NVIDIA / TensorRT-LLM

TensorRT-LLM provides users with an easy-to-use Python API to define Large Language Models (LLMs) and build TensorRT engines that contain state-of-the-art optimizations to perform inference efficiently on NVIDIA GPUs. TensorRT-LLM also contains components to create Python and C++ runtimes that execute those TensorRT engines.
https://nvidia.github.io/TensorRT-LLM
Apache License 2.0
8.78k stars 1.01k forks source link

How to use multi-gpu in running llava? #1003

Open xiaocaoxu opened 10 months ago

xiaocaoxu commented 10 months ago

System Info

GPU:3090 CUDA:12.2

Who can help?

@ncomly-nvidia @symphonylyh

Information

Tasks

Reproduction

build llm engine: python ../llama/build.py --model_dir /models/llava-llama-2-finetune_full-mmcm-2023-11-01-03-15-20/ --dtype float32 --remove_input_padding --use_gpt_attention_plugin float32 --enable_context_fmha --use_gemm_plugin float32 --output_dir /models/llava_trt/1.0/fp32/2-gpu/ --max_batch_size 1 --world_size 2 --tp_size 2 --max_prompt_embedding_table_size 576 build visual engine: python build_visual_engine.py --model_name llava-v1.5-7b --model_path /models/llava-llama-2-finetune_full-mmcm-2023-11-01-03-15-20 run: mpirun -n 2 --allow-run-as-root python run.py --max_new_tokens 512 --input_text "Question: which city is this?
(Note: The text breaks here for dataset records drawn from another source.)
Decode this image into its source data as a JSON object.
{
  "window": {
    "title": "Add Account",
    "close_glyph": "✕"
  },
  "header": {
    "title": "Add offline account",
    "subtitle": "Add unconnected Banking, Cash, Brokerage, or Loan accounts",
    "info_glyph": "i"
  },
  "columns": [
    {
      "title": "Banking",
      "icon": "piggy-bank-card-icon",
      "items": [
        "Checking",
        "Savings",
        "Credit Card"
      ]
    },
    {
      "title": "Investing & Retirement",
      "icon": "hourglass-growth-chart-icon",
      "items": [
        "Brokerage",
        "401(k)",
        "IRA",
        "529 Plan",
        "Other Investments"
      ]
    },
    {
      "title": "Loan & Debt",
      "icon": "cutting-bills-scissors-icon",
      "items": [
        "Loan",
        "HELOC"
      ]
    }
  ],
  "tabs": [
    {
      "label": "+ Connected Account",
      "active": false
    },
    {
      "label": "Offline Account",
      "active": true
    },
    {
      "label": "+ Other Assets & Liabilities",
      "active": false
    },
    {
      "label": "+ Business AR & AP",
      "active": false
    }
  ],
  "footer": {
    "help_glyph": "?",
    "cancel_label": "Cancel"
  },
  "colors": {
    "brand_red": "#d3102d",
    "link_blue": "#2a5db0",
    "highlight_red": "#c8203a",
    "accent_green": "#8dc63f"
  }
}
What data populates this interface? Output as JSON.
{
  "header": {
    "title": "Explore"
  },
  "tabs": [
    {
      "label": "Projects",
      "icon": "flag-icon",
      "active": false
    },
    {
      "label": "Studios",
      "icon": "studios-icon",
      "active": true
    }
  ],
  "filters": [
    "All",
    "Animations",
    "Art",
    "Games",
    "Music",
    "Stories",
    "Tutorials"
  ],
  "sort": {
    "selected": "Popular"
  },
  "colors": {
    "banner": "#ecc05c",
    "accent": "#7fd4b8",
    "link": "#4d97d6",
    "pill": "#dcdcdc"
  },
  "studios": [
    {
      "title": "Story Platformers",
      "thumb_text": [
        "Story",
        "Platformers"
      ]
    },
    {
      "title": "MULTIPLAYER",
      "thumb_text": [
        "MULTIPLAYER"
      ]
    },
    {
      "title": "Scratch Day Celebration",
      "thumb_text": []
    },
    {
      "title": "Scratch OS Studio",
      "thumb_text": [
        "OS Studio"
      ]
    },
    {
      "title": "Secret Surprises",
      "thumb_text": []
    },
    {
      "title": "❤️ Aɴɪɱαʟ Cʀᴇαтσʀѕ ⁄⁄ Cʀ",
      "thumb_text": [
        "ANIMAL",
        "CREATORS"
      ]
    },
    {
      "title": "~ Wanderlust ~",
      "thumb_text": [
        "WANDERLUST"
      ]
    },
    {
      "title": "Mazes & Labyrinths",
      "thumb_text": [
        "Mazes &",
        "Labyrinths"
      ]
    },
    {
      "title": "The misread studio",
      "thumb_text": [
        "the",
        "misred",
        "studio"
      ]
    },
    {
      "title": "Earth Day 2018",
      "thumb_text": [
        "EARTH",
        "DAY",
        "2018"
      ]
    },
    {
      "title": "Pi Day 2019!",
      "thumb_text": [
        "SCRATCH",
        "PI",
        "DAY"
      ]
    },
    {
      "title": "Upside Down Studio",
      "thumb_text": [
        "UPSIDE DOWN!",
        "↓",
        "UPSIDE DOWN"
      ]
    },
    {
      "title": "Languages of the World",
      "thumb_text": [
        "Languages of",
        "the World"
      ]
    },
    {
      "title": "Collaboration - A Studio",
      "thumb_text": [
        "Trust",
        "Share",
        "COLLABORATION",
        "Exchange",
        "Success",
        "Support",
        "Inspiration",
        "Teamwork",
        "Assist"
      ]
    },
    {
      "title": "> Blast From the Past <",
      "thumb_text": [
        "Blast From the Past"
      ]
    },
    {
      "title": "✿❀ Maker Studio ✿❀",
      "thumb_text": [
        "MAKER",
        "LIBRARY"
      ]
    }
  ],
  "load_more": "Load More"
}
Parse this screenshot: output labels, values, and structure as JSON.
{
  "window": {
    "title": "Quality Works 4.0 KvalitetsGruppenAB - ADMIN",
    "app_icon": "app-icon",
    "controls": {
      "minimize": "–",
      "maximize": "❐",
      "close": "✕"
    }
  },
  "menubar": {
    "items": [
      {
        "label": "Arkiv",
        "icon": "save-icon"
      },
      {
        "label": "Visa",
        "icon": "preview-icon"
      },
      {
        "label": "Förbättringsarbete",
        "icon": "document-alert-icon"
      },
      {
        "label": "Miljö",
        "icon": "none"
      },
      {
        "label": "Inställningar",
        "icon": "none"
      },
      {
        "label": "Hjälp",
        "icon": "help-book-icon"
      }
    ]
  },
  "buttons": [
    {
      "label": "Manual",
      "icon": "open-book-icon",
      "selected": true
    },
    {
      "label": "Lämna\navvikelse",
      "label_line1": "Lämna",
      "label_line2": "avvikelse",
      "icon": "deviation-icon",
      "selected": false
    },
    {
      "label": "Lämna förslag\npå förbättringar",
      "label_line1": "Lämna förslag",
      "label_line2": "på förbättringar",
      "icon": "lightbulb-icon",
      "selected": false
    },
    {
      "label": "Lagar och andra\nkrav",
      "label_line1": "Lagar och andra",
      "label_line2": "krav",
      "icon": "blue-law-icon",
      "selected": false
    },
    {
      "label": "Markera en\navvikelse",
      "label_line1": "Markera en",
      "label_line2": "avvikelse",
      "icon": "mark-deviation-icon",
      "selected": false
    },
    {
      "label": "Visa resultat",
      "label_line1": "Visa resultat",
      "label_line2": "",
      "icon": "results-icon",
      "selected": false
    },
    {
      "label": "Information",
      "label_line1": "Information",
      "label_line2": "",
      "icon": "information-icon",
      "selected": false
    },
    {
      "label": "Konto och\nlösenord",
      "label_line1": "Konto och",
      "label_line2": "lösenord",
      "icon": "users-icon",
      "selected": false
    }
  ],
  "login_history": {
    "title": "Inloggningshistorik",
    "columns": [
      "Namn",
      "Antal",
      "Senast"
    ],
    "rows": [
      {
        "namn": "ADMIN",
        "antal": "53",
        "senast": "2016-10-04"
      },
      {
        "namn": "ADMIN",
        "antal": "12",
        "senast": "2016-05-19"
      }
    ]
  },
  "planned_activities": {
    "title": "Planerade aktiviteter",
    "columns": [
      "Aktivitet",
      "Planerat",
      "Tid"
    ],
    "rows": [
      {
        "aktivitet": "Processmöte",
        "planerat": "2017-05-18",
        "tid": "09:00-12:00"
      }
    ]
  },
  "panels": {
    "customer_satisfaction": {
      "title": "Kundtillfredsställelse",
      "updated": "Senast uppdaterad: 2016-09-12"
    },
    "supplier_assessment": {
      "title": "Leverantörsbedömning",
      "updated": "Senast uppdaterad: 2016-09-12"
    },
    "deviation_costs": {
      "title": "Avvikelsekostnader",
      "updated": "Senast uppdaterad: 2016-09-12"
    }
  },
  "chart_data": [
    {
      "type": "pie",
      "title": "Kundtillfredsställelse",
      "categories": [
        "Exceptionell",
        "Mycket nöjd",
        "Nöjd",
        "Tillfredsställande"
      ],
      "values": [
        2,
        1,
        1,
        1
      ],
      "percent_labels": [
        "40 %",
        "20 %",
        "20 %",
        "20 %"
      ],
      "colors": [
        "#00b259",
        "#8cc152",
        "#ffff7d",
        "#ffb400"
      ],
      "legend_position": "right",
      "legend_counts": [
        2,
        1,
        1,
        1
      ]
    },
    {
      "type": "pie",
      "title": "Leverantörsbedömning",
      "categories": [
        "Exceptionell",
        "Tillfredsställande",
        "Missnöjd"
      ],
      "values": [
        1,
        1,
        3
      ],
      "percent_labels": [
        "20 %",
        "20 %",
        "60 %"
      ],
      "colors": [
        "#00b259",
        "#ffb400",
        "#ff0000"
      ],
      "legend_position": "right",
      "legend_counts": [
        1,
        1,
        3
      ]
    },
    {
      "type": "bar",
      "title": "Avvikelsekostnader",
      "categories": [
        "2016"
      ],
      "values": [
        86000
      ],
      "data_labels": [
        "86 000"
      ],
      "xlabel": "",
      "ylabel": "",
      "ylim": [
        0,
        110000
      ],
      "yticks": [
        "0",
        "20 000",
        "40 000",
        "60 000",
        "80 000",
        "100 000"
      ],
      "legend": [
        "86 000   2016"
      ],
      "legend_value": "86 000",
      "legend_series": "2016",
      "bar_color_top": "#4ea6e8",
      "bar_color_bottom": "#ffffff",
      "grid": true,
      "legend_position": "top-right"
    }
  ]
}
Answer:" --hf_model_dir /models/llava-llama-2-finetune_full-mmcm-2023-11-01-03-15-20 --visual_engine_dir visual_engines/llava-v1.5-7b --llm_engine_dir /models/llava_trt/1.0/fp32/2-gpu --decoder_llm

get error: image

Expected behavior

LLaVA use multi-gpu

actual behavior

error

additional notes

None

kaiyux commented 9 months ago

Hi @xiaocaoxu , we pushed an update to the main branch which should contain the fix of this issue, can you please verify it on the latest main branch? Thank you.

nv-guomingz commented 1 week ago

Hi @xiaocaoxu do u still have further issue or question now? If not, we'll close it soon.